I've Got My Walker, I've Got My Orange Crush

Flipping channels a few minutes ago, I came across some live music on KBDI, one of the public TV stations in Denver. It's a bunch of old guys, so I figure it's one of those reunion shows--think "A Mighty Wind". I listen closer. Hey, those guys are rocking pretty hard--good on 'em. It always makes me happy to see musical elder statesmen playing with their chops intact. Then the camera pulls in for a tight shot of the lead singer's face. Holy crap. That's Michael Stipe.

And Peter Buck, and Bill Berry, and Mike Mills. Oh, yes, my sprightly little monkeys. The bunch of old guys were, in fact, R.E.M.

You could probably hear my hear my brain sizzle during the mini-meltdown that followed. I listened to them in high school. They can't be--because that would mean that I am--and that does not compute. Must...consult...Google. My search revealed that the band members range in age from 48 to 52. I actually found myself thinking with great relief, "That explains why they look so much older."
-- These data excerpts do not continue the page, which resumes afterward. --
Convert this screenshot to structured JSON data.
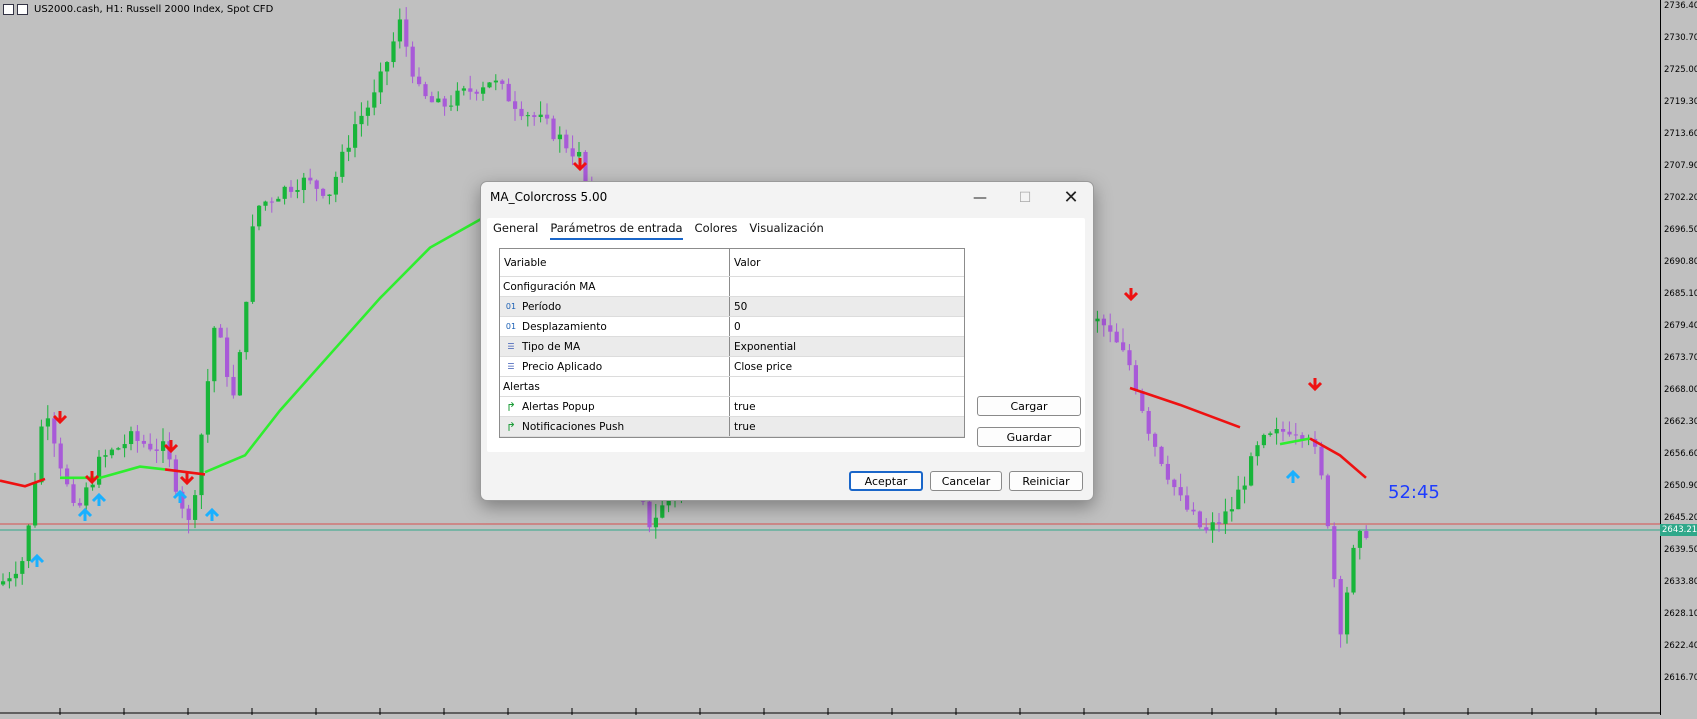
{
  "chart": {
    "header_title": "US2000.cash, H1:  Russell 2000 Index, Spot CFD",
    "countdown": "52:45",
    "current_price": "2643.21",
    "price_ticks": [
      "2736.40",
      "2730.70",
      "2725.00",
      "2719.30",
      "2713.60",
      "2707.90",
      "2702.20",
      "2696.50",
      "2690.80",
      "2685.10",
      "2679.40",
      "2673.70",
      "2668.00",
      "2662.30",
      "2656.60",
      "2650.90",
      "2645.20",
      "2639.50",
      "2633.80",
      "2628.10",
      "2622.40",
      "2616.70"
    ],
    "colors": {
      "bull": "#18b53a",
      "bear": "#a85ad8",
      "ma_up": "#2eee2e",
      "ma_down": "#ee1111",
      "arrow_up": "#1ab0ff",
      "arrow_down": "#ee1111",
      "bid_line": "#d85050",
      "ask_line": "#2fa88a"
    }
  },
  "dialog": {
    "title": "MA_Colorcross 5.00",
    "window_controls": {
      "minimize": "minimize-icon",
      "maximize": "maximize-icon",
      "close": "close-icon"
    },
    "tabs": [
      "General",
      "Parámetros de entrada",
      "Colores",
      "Visualización"
    ],
    "active_tab": "Parámetros de entrada",
    "table": {
      "col_variable": "Variable",
      "col_value": "Valor",
      "rows": [
        {
          "type": "group",
          "label": "Configuración MA",
          "value": ""
        },
        {
          "type": "int",
          "icon": "int-icon",
          "label": "Período",
          "value": "50"
        },
        {
          "type": "int",
          "icon": "int-icon",
          "label": "Desplazamiento",
          "value": "0"
        },
        {
          "type": "enum",
          "icon": "enum-icon",
          "label": "Tipo de MA",
          "value": "Exponential"
        },
        {
          "type": "enum",
          "icon": "enum-icon",
          "label": "Precio Aplicado",
          "value": "Close price"
        },
        {
          "type": "group",
          "label": "Alertas",
          "value": ""
        },
        {
          "type": "bool",
          "icon": "bool-icon",
          "label": "Alertas Popup",
          "value": "true"
        },
        {
          "type": "bool",
          "icon": "bool-icon",
          "label": "Notificaciones Push",
          "value": "true"
        }
      ]
    },
    "side_buttons": {
      "load": "Cargar",
      "save": "Guardar"
    },
    "footer_buttons": {
      "ok": "Aceptar",
      "cancel": "Cancelar",
      "reset": "Reiniciar"
    }
  }
}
How interesting. I've never perceived myself as particularly ageist. Intellectually, 39 is young and 50 isn't even close to mid-life. But don't lump me in with those guys! I appreciate the club but I'm not ready to join.

I guess there's a part of me that still feels like I'm in my 20's, and there's a bit of a jolt when I bump up against reality. Not in a "those-were-the-best-years-of-my-life" way. I can lay claim to the experiences, but I seem to have amnesia in terms of the actual bead of years moving along the timeline. For instance, I forget my age and think of myself as being too young to have kids. Until I see some high school senior or Paolo Nutini and do the math. (Yeah, that's a kicker, when the young celeb held up to you as an object of desire could be your offspring.)

So. What of this age thing? It brings me back around to my original questions. What have I done with these 29--I mean, 39 years? What will I do next? How do I create a life that best expresses who I am?